Azure Well-Architected Framework, Azure Exam Prep, Azure Tutorial and Materials, Azure Learning, Azure Prep, Azure Preparation, Azure Guides

The Well-Architected Review is a self-guided assessment tool that will walk you through the Well-Architected Framework reliability pillar and the other four Well-Architected Framework pillars. This is a great process to do either by yourself, with your friendly neighborhood Cloud Solutions Architect, or supporting partners. It will ask you a set of questions about your reliability efforts—then, based on your responses, it offers suggestions on areas to focus on with direct links to our WAF documentation on those areas.

Here’s an example set of results:

Azure Well-Architected Framework, Azure Exam Prep, Azure Tutorial and Materials, Azure Learning, Azure Prep, Azure Preparation, Azure Guides

Let me offer a few tips that might not be obvious at first look for getting the most out of the Well-Architected Review:

1. Pay attention to the questions: You might think the results of the review are the biggest reward, but I’m here to tell you that the most valuable thing you may be able to take away from the review is the questions. Reliability can be a tricky area to tackle because there are so many possible ways to begin working on it, so many different places to start. Just knowing which questions to ask can be difficult. The Well-Architected Review can give you those questions.

2. Return to the review again and again: If you sign into the review platform with your Microsoft credentials, you can save the results. This means that in six months, or whenever you feel ready to conduct another review, you will be able to compare your new review to your previous information. This can be tremendously helpful for judging your progress across each pillar.

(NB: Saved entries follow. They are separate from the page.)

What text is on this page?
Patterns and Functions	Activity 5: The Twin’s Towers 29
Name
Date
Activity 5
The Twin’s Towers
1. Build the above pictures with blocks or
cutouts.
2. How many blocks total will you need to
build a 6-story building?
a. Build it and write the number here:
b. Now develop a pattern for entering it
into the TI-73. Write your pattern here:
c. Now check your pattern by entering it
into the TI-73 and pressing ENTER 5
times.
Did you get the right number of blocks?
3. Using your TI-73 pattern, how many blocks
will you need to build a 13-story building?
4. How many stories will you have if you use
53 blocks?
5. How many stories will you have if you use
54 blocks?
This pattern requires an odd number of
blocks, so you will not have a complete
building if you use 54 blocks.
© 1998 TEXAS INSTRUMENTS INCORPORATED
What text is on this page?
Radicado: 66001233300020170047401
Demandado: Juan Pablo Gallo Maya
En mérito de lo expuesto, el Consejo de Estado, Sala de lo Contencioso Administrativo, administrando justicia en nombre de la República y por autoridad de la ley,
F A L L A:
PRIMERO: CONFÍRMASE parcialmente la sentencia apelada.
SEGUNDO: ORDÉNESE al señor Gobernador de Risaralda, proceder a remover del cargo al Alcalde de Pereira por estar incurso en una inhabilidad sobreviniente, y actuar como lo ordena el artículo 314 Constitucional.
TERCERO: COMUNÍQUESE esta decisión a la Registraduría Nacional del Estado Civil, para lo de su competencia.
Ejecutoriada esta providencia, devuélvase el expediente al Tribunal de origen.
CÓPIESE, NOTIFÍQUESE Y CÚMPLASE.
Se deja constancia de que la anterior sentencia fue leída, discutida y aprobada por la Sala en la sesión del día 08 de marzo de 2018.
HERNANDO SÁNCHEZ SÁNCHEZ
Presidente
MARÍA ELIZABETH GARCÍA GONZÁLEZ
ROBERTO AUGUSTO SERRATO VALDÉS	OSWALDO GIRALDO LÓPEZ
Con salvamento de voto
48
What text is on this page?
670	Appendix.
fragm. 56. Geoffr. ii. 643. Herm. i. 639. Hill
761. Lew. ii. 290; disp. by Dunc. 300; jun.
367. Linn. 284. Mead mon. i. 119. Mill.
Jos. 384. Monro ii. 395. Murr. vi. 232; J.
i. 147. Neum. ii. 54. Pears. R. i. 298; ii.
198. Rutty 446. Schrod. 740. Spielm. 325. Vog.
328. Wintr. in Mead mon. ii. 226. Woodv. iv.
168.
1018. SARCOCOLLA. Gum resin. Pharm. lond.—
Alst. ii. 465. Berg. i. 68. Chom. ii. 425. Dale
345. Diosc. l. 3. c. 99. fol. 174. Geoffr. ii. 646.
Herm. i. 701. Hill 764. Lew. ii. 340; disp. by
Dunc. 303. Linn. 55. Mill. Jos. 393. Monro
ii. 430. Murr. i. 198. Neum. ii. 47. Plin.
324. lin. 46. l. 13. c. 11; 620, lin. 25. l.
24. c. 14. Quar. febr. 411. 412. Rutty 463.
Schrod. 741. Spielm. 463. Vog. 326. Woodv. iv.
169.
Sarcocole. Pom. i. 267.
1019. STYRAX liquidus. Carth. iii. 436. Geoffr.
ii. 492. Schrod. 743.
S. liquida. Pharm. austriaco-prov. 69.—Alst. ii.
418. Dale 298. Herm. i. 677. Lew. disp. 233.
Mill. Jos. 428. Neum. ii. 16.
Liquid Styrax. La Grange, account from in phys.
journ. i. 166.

3. Share the results with your team: One thing many people don’t know about the Well-Architected Review is if you have signed in (see tip number two above), it will allow you to export your results as a Microsoft PowerPoint presentation. Take this draft, customize it, and you now have a ready-made presentation to take to your next team meeting so everyone can get behind your reliability efforts.

The Well-Architected Framework in action

If you would like to see some examples of the Well-Architected Framework in action, including some excellent sessions about reliability, I encourage you to check out the videos in the Well-Architected series of our Azure Enablement show. There’s some good online course material about the subject in Microsoft Learn, and guiding principles in our documentation. If you want to dive deeper into the architecture side of Well-Architected, I recommend checking out the Azure Architecture Center.